In honor of the late great Dave Brubeck, who was born a century ago on this day December 6, 1920, here’s “Take Five.” Although Brubeck didn’t compose it, he did enable and encourage its creation. And he recorded it with his quartet. It made him one of the first “pop stars of jazz,” as he was dubbed.
He had a love of playing jazz in odd time signatures, such as 5/4 of 7/8. His drummer, Joe Morello had come up with a great drum groove in 5/4 which Brubeck liked.
Brubeck told me the story of “Take Five” back in 1995, sitting outside at a sunny Santa Monica hotel, munching on almonds.

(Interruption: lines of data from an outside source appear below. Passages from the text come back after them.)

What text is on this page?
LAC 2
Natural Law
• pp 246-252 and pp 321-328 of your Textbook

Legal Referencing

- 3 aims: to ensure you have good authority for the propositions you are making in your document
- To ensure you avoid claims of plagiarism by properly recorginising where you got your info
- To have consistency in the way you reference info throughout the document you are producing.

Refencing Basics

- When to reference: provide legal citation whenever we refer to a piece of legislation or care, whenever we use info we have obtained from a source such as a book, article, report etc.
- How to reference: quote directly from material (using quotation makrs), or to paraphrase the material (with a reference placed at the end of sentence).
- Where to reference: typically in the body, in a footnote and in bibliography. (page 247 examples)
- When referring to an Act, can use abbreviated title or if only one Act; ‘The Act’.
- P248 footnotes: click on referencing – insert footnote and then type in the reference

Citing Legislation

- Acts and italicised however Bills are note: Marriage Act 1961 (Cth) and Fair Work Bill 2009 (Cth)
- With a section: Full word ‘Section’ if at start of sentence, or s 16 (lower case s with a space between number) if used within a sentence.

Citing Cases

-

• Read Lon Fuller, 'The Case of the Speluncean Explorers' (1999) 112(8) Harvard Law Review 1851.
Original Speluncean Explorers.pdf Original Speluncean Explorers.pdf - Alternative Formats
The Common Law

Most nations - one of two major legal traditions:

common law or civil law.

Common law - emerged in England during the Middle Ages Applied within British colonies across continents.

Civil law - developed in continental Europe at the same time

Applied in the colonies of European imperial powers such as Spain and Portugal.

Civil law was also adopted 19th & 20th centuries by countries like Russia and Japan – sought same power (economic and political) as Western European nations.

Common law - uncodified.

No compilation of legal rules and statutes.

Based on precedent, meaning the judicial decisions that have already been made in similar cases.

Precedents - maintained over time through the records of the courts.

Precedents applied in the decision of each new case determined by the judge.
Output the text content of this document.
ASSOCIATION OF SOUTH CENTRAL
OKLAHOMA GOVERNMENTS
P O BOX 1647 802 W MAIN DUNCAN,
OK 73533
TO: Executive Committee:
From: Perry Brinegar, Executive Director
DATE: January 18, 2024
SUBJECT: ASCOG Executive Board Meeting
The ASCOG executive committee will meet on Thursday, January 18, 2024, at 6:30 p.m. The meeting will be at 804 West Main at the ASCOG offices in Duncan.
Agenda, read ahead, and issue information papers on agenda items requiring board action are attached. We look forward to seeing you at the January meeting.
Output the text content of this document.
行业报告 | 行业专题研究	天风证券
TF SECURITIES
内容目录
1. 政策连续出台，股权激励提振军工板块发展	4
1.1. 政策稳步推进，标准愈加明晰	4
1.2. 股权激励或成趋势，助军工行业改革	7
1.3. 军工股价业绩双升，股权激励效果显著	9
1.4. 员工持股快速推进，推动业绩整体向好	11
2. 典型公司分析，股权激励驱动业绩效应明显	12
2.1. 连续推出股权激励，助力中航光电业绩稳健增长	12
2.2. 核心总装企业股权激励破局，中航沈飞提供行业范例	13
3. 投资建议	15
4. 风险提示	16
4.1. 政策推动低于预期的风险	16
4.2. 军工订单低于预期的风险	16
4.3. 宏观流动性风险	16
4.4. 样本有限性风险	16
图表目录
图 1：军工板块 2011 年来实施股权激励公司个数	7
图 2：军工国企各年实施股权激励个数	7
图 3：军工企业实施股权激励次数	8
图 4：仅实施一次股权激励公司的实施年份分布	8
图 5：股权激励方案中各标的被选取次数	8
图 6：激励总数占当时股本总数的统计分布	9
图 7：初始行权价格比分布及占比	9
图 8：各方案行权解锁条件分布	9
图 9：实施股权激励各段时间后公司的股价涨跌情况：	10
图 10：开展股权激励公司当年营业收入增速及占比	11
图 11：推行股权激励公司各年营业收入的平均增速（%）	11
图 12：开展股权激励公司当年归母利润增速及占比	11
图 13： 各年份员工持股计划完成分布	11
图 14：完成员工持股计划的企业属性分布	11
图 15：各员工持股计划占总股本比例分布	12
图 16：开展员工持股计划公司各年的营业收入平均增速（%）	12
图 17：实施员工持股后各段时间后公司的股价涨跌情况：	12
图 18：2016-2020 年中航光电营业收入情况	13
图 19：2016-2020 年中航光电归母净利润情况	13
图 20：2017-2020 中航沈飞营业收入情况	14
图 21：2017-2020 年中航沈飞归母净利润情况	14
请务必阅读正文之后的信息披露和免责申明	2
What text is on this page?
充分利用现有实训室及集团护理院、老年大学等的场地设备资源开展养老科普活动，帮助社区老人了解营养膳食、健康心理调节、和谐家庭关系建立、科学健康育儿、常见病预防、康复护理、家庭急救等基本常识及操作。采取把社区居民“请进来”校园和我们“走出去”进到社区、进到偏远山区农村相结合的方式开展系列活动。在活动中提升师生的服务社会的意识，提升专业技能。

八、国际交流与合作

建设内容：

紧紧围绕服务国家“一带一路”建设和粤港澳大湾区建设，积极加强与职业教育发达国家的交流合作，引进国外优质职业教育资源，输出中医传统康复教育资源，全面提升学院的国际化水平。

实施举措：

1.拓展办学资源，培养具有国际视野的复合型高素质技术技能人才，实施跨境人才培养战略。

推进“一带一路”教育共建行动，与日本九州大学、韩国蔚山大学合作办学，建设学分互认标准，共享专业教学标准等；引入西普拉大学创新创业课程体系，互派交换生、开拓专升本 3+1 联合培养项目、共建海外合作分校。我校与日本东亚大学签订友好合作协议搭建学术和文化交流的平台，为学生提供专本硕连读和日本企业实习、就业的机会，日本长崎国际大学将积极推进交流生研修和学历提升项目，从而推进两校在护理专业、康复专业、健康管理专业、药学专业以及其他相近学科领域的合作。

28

“I told Paul to put a melody over Joe Morello’s beat,” Brubeck said. “So Paul put a couple melodies. But he didn’t have a tune. He just had two melodies. He said, ‘I can’t write a tune in 5/4,’ and he had given up. I said, ‘You’ve got two good melodies here, let’s work out a form.’ So I worked out an A-A-B-A form and Paul caught on immediately.”
Brubeck was in town to play that night at the Hollywood Bowl with his quintet.
“You can’t hear anything at the Bowl,” he said. “There’s too much distance between the performer and the audience.” It’s that distance that he’s been trying to overcome over the years, convinced that the public, much more than the honchos of the record companies who often call the shots, can appreciate all the complexity and richness his music can hold.
When he brought in his now-classic Time Out album, featuring “Take Five” and other pieces in odd time signatures, the record company told him it would never fly, since it’s impossible to dance to anything outside of a strict 4/4 meter. They wanted him to go home and write some dance tunes quickly. He refused. Reluctantly they released the record. It was a huge success — “Take Five” became the greatest selling jazz record of all time and the biggest success of Brubeck’s career. It affirmed his faith in his musical instincts and taught him the most important lesson of all: follow the music first wherever it leads. All else is secondary.
Brubeck died on December 5, 2012, in Norwalk, Connecticut, on the eve of his 91st birthday.